Acaba encarando a verdade do outro lado do abismo, no meio da neblina que sempre dá um jeito de encobrir o outro, os outros. Era uma das últimas semanas do ano de 2017. Um ano que, por tantas e tantas, tamanhas razões, parece ser desejável, senão esquecer, ao menos superar o mais rápido possível. Um ano em que raiva, cegueira e divisão parecem ter atingido níveis que a gente mal conseguiria imaginar pouco tempo atrás. No Brasil, no mundo todo. Estávamos a poucas semanas do começo do ano de 2018. Um ano que não se anuncia como potencialmente muito melhor. Ano, ainda, em que as eleições devem de novo trazer à tona o pior em todas as vozes, o mais duro em todas as posturas. Ano de confronto Ano de mudança? Antes da cirurgia do meu sobrinho, eu, ocultando a minha própria preocupação, dizia pro meu irmão tentar ficar tranquilo, que tudo ia dar certo. Como deu. Às quatro horas da manhã, vendo no escuro enevoado o rosto da menina que dormia, eu pensava se ainda consigo imaginar que tudo (tudo) vai dar certo. Pensava que quando ela tiver a minha idade eu não devo estar por aqui: não vou saber então, como não posso saber agora, em que tipo de mundo ela, mulher, brasileira, pessoa, há de viver. E hoje pareço ter motivos pra recear. Mas ao mesmo tempo eu lembrava de uma outra noite, 31 de dezembro de 1997, minha filha de menos de duas semanas apavorada com os fogos, capaz apenas de dormir deitada na minha barriga.

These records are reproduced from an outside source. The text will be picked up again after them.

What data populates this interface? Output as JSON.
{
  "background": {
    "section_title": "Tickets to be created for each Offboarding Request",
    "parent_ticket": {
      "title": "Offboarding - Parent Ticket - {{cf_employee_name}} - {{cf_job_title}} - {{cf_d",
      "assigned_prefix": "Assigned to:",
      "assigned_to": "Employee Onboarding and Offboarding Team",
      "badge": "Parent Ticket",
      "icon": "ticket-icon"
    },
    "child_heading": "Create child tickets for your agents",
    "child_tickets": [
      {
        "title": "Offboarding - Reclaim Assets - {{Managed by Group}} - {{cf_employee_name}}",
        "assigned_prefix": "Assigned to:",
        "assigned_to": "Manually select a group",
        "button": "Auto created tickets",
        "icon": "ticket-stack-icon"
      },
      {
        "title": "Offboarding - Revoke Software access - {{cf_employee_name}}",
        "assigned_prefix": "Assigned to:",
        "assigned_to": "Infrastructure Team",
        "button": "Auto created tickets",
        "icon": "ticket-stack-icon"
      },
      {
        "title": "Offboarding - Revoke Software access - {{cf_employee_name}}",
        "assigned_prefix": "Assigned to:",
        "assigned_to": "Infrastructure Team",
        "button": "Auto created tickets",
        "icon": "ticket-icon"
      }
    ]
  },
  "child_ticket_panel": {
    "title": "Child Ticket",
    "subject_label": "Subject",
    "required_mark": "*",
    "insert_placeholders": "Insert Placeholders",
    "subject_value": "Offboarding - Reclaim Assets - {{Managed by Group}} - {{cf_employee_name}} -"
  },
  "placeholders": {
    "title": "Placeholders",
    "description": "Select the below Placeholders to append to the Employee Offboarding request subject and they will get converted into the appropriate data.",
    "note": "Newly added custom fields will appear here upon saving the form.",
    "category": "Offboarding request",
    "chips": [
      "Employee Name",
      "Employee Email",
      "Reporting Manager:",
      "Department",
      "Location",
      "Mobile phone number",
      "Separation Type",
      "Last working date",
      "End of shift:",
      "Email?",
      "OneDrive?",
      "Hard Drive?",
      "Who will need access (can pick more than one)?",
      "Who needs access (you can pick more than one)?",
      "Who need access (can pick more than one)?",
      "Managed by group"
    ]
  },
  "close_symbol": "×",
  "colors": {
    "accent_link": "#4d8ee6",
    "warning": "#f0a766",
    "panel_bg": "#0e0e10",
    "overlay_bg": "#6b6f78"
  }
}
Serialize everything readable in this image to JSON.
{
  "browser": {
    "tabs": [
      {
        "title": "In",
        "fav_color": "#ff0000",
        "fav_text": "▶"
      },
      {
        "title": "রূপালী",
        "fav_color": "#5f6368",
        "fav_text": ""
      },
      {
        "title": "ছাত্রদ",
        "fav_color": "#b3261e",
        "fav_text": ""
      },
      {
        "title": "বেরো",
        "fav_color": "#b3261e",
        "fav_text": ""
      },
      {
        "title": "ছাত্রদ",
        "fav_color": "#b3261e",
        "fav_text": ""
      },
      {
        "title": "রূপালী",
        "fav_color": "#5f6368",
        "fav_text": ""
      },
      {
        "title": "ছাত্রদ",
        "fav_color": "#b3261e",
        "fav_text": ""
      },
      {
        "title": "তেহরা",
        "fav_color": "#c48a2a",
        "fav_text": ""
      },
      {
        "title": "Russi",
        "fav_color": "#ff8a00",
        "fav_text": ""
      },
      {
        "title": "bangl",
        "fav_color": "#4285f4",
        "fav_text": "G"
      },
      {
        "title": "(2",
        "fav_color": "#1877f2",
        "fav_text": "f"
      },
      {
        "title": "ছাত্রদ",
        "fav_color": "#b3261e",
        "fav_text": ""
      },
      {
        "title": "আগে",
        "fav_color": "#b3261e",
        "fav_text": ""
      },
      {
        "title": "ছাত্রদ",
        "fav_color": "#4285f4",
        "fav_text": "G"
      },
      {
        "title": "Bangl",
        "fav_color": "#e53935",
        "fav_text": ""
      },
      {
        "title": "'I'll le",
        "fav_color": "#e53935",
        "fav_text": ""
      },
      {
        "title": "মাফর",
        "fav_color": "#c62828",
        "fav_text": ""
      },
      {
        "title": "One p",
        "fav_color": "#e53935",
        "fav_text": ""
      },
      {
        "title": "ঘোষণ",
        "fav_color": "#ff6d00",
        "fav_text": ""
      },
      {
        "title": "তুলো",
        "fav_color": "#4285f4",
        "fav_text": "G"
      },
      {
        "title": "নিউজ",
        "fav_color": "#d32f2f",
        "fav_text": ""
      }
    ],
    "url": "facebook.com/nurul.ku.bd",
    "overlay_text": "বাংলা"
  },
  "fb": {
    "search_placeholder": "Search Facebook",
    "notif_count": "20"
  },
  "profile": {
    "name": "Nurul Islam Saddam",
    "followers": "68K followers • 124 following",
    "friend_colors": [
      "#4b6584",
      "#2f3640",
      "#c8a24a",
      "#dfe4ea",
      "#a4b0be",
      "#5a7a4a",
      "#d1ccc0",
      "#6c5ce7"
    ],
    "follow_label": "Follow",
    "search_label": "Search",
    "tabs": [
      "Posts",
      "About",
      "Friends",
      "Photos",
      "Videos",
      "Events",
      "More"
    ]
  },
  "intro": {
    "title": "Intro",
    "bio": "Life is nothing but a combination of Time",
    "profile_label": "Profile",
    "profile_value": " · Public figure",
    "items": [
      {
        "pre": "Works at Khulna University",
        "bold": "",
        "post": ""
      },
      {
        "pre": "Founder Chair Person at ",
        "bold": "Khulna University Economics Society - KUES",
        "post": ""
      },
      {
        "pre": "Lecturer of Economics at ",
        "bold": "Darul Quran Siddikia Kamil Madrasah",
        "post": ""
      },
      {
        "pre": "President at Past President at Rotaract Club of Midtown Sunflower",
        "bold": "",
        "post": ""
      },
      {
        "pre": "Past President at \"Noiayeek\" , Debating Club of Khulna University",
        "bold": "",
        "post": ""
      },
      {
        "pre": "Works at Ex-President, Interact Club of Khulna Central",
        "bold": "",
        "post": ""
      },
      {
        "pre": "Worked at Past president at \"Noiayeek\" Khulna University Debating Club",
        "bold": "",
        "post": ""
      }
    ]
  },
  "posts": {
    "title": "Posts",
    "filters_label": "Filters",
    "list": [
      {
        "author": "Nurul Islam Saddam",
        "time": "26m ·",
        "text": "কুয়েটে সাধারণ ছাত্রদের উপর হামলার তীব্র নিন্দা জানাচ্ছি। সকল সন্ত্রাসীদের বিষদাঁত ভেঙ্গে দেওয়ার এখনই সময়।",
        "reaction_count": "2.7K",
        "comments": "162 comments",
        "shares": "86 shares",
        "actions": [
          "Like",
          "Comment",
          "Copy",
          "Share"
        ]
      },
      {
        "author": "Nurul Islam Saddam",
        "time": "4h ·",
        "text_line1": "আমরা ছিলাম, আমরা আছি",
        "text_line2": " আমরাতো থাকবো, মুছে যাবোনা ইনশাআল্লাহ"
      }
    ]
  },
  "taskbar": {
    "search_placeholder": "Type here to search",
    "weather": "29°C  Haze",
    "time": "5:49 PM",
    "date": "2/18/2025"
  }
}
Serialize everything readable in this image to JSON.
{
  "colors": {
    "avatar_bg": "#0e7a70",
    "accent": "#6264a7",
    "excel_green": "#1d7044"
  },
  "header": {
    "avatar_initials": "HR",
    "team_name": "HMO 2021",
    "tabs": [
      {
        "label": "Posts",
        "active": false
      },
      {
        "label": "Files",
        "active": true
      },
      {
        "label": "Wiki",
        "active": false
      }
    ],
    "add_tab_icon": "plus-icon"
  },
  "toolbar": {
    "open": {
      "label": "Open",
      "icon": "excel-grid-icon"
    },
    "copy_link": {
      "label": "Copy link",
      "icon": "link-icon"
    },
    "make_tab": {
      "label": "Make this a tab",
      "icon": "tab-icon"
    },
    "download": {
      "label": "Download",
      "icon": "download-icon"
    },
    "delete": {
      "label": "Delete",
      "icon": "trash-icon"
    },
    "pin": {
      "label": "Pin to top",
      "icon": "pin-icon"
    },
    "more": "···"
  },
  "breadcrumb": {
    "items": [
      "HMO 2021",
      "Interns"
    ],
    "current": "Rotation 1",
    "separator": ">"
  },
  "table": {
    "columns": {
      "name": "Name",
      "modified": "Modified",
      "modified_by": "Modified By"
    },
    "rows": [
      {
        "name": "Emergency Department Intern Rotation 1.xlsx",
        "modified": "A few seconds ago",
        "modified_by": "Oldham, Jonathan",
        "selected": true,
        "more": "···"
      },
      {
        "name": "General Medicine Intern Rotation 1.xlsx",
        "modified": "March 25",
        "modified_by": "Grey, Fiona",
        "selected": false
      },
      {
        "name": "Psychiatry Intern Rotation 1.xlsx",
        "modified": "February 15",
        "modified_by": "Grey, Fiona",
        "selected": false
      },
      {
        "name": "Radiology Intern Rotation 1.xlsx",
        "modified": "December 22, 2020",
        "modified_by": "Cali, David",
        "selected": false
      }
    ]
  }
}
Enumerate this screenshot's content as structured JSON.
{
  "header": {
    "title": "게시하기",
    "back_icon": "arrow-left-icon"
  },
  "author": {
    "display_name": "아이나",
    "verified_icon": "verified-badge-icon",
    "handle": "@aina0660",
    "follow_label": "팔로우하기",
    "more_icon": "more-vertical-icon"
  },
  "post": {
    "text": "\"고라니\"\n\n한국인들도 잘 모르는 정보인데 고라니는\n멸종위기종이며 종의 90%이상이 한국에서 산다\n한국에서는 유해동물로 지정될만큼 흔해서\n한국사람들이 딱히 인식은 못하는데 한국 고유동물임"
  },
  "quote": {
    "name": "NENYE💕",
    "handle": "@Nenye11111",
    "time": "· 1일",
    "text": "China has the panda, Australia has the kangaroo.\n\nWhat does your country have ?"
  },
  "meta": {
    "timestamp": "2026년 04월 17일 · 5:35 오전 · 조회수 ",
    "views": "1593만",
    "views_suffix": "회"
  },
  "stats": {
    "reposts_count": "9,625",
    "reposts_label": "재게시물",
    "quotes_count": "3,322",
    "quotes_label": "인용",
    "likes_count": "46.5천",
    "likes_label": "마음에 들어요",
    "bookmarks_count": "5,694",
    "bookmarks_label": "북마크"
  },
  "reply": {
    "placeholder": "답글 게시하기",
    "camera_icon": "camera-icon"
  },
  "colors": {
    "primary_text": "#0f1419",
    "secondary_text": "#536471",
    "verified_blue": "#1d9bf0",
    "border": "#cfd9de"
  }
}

E foi como eu passei a noite. Acordado. E hoje… Hoje ela é melhor que eu. E membro de uma geração em tudo e por tudo melhor, mais ativa, mais consciente, mais bem-educada e mais bem alimentada que a minha. Uma geração que já está deixando suas marcas, e que já deixou muito claro que não pretende mesmo passar sem deixar marcas. Uma geração que vai ter uma chance a mais no ano que vem. E eu acredito neles. E até por isso acredito na geração também da minha sobrinha (duas mulheres, fator nada irrelevante). Acredito mesmo que em 2060, quando ela estiver com 44 anos, não apenas o mundo será um lugar menos indecentemente duro, injusto e violento… acredito que ela vai ser capaz de olhar para 2017 e 2018 e ver não um espelho de 1917-18 (como às vezes pode parecer), mas um período turbulento no caminho rumo a algo mais pleno. Acredito que ela vá poder rir das memórias da fratura e da recuperação do irmão. Junto com ele. Acredito que os tempos ruins terão ficado pra trás.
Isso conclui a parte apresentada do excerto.